O valor do conteúdo sobre o Contingente: Fidelidade, a verdade que transforma

 


O contingente não é mais importante do que o conteúdo. Essa verdade ecoa como uma chamada de Deus para corrigirmos nossa visão espiritual, pois vivemos em dias em que muitos estão mais impressionados com a aparência do que com a essência, mais fascinados com o brilho externo do que com a verdade que realmente transforma. Mas diante do Senhor, aquilo que está por fora nunca sustentou o que está por dentro. Deus não se curva diante de números, aplausos, estruturas ou performances. Ele sonda o coração, pesa as intenções, examina a motivação. Ele procura conteúdo e não contingente.

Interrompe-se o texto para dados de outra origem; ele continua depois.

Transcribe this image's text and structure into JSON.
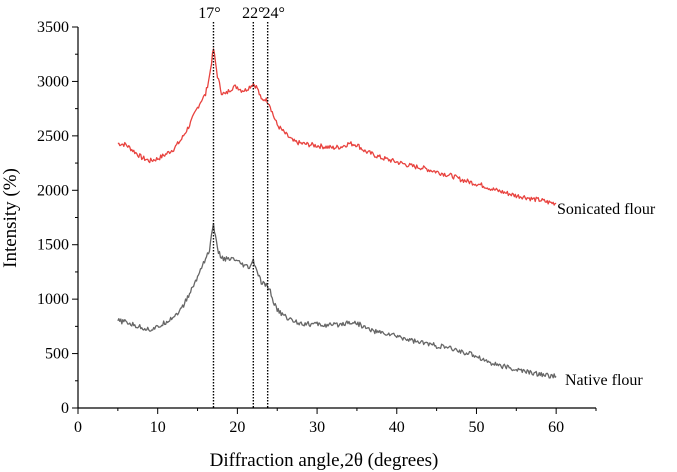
{
  "chart_data": {
    "type": "line",
    "title": "",
    "xlabel": "Diffraction angle,2θ (degrees)",
    "ylabel": "Intensity (%)",
    "xlim": [
      0,
      65
    ],
    "ylim": [
      0,
      3500
    ],
    "xticks": [
      0,
      10,
      20,
      30,
      40,
      50,
      60
    ],
    "yticks": [
      0,
      500,
      1000,
      1500,
      2000,
      2500,
      3000,
      3500
    ],
    "series": [
      {
        "name": "Sonicated flour",
        "color": "#e8433f",
        "x": [
          5,
          6,
          7,
          8,
          9,
          10,
          11,
          12,
          13,
          14,
          15,
          15.5,
          16,
          16.5,
          17,
          17.5,
          18,
          18.5,
          19,
          19.5,
          20,
          20.5,
          21,
          21.5,
          22,
          22.5,
          23,
          23.5,
          24,
          24.5,
          25,
          26,
          27,
          28,
          29,
          30,
          31,
          32,
          33,
          34,
          35,
          36,
          37,
          38,
          39,
          40,
          41,
          42,
          43,
          44,
          45,
          46,
          47,
          48,
          49,
          50,
          51,
          52,
          53,
          54,
          55,
          56,
          57,
          58,
          59,
          60
        ],
        "y": [
          2430,
          2420,
          2360,
          2300,
          2270,
          2290,
          2330,
          2380,
          2470,
          2600,
          2760,
          2830,
          2880,
          3050,
          3300,
          3050,
          2900,
          2880,
          2920,
          2950,
          2950,
          2920,
          2920,
          2950,
          2980,
          2940,
          2830,
          2840,
          2800,
          2690,
          2600,
          2520,
          2450,
          2430,
          2420,
          2410,
          2400,
          2390,
          2400,
          2430,
          2420,
          2360,
          2330,
          2300,
          2280,
          2260,
          2240,
          2220,
          2210,
          2190,
          2170,
          2150,
          2130,
          2100,
          2080,
          2060,
          2040,
          2010,
          1990,
          1970,
          1950,
          1940,
          1920,
          1910,
          1890,
          1880
        ]
      },
      {
        "name": "Native flour",
        "color": "#666666",
        "x": [
          5,
          6,
          7,
          8,
          9,
          10,
          11,
          12,
          13,
          14,
          15,
          15.5,
          16,
          16.5,
          17,
          17.5,
          18,
          18.5,
          19,
          19.5,
          20,
          20.5,
          21,
          21.5,
          22,
          22.5,
          23,
          23.5,
          24,
          24.5,
          25,
          26,
          27,
          28,
          29,
          30,
          31,
          32,
          33,
          34,
          35,
          36,
          37,
          38,
          39,
          40,
          41,
          42,
          43,
          44,
          45,
          46,
          47,
          48,
          49,
          50,
          51,
          52,
          53,
          54,
          55,
          56,
          57,
          58,
          59,
          60
        ],
        "y": [
          800,
          790,
          760,
          740,
          720,
          740,
          790,
          840,
          910,
          1050,
          1200,
          1300,
          1370,
          1450,
          1700,
          1450,
          1380,
          1370,
          1360,
          1370,
          1340,
          1320,
          1300,
          1290,
          1350,
          1250,
          1150,
          1130,
          1100,
          980,
          900,
          840,
          800,
          780,
          770,
          770,
          760,
          760,
          770,
          790,
          780,
          740,
          710,
          690,
          680,
          660,
          640,
          620,
          600,
          590,
          570,
          560,
          540,
          520,
          500,
          480,
          440,
          410,
          390,
          370,
          350,
          340,
          320,
          310,
          300,
          290
        ]
      }
    ],
    "series_labels": [
      "Sonicated flour",
      "Native flour"
    ],
    "annotations": [
      {
        "x": 17,
        "label": "17°"
      },
      {
        "x": 22,
        "label": "22°"
      },
      {
        "x": 23.8,
        "label": "24°"
      }
    ],
    "grid": false
  }
}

Jesus mesmo confrontou essa lógica quando declarou: “Vós julgais segundo a carne, eu a ninguém julgo” (João 8:15). A carne olha para o volume; Cristo olha para o valor. A carne celebra o que é grande; Cristo celebra o que é verdadeiro. A carne se encanta com o que impressiona; Cristo se agrada do que é genuíno. O Senhor não se impressiona com multidões barulhentas, mas se revela a corações humildes. Ele não se move por quantidade, mas por qualidade espiritual.

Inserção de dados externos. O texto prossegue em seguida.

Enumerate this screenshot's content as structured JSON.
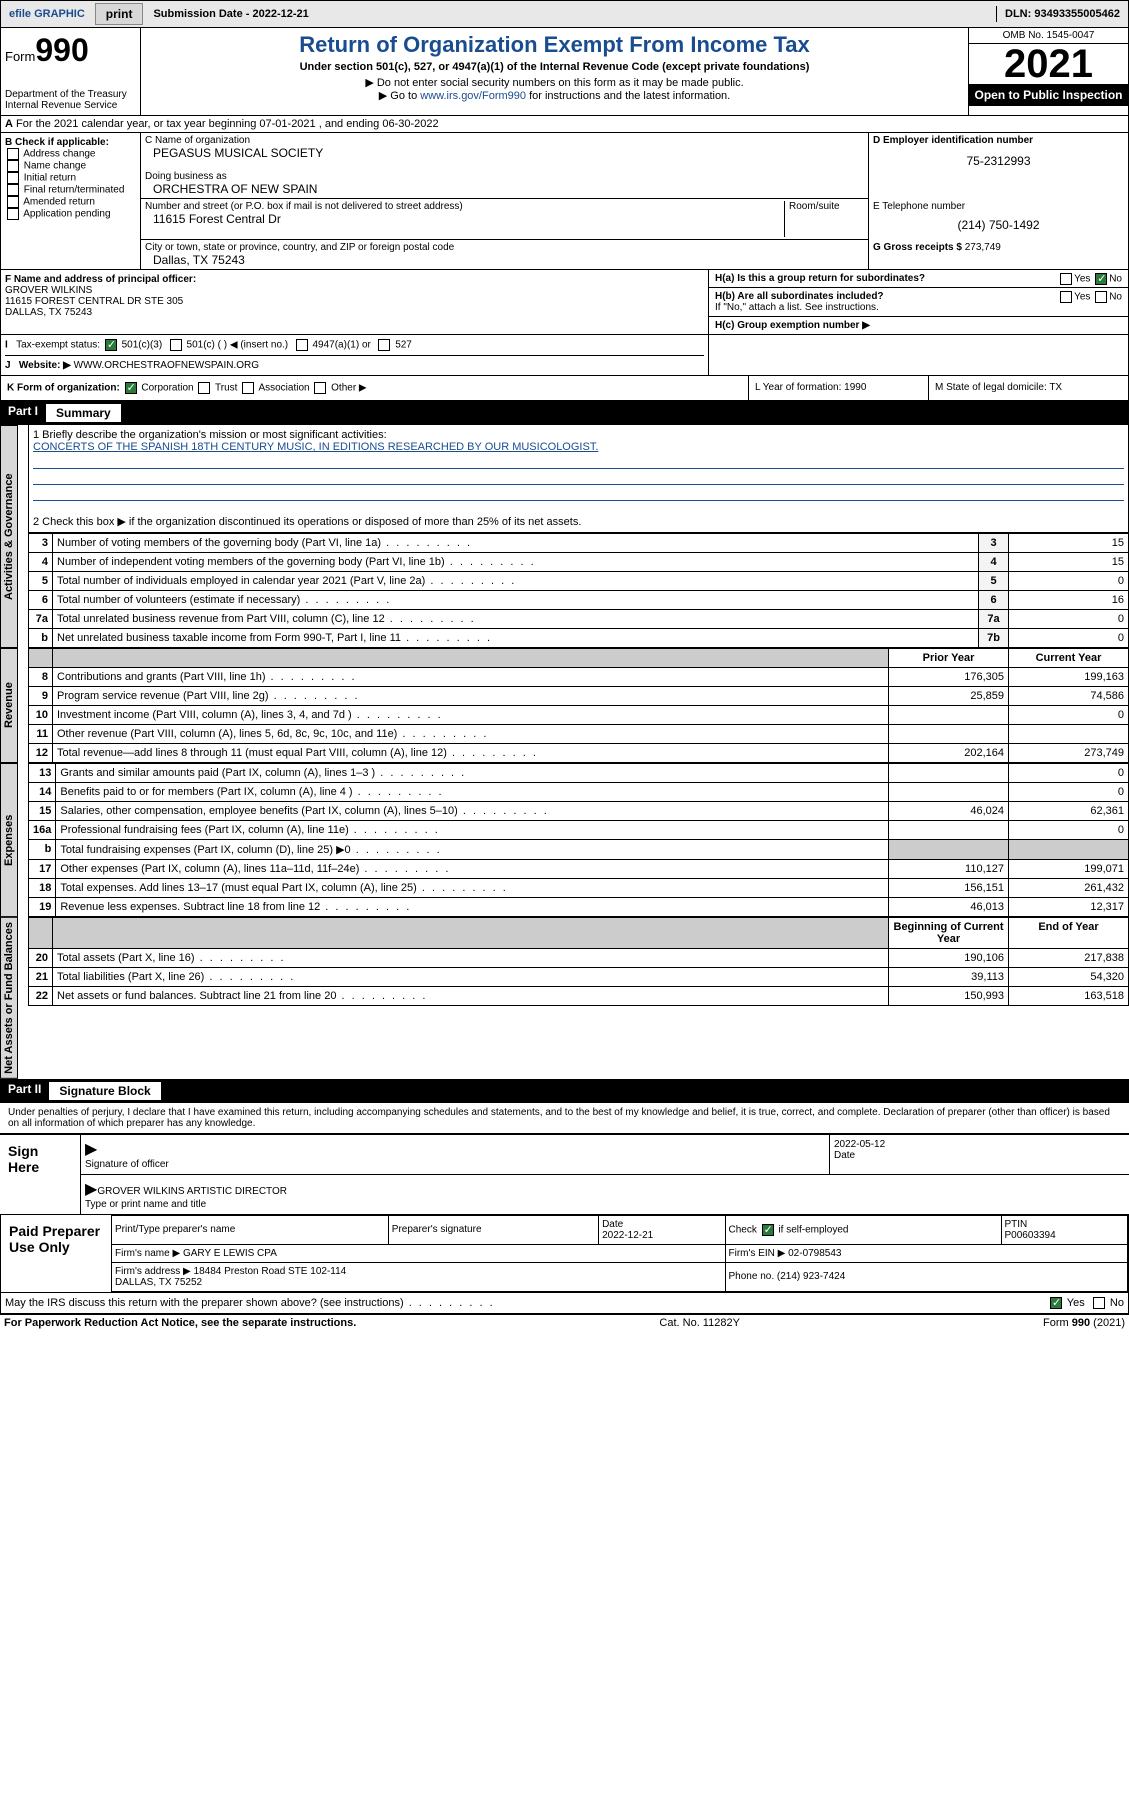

É por isso que tantas vezes o Evangelho nos chama ao secreto, ao quebrantamento, à renúncia, porque ali o conteúdo é provado. Ali a fé é refinada. Ali o caráter é moldado. Em 1 Samuel 16:7, está escrito: “Pois o homem vê o que está diante dos olhos, porém o Senhor olha para o coração”. O homem celebra o contingente; Deus examina o conteúdo. E toda vez que o coração se afasta dessa verdade, nasce o perigo da superficialidade: um cristianismo raso, cheio de movimento, mas sem transformação; cheio de barulho, mas sem obediência; cheio de aparência, mas sem fruto.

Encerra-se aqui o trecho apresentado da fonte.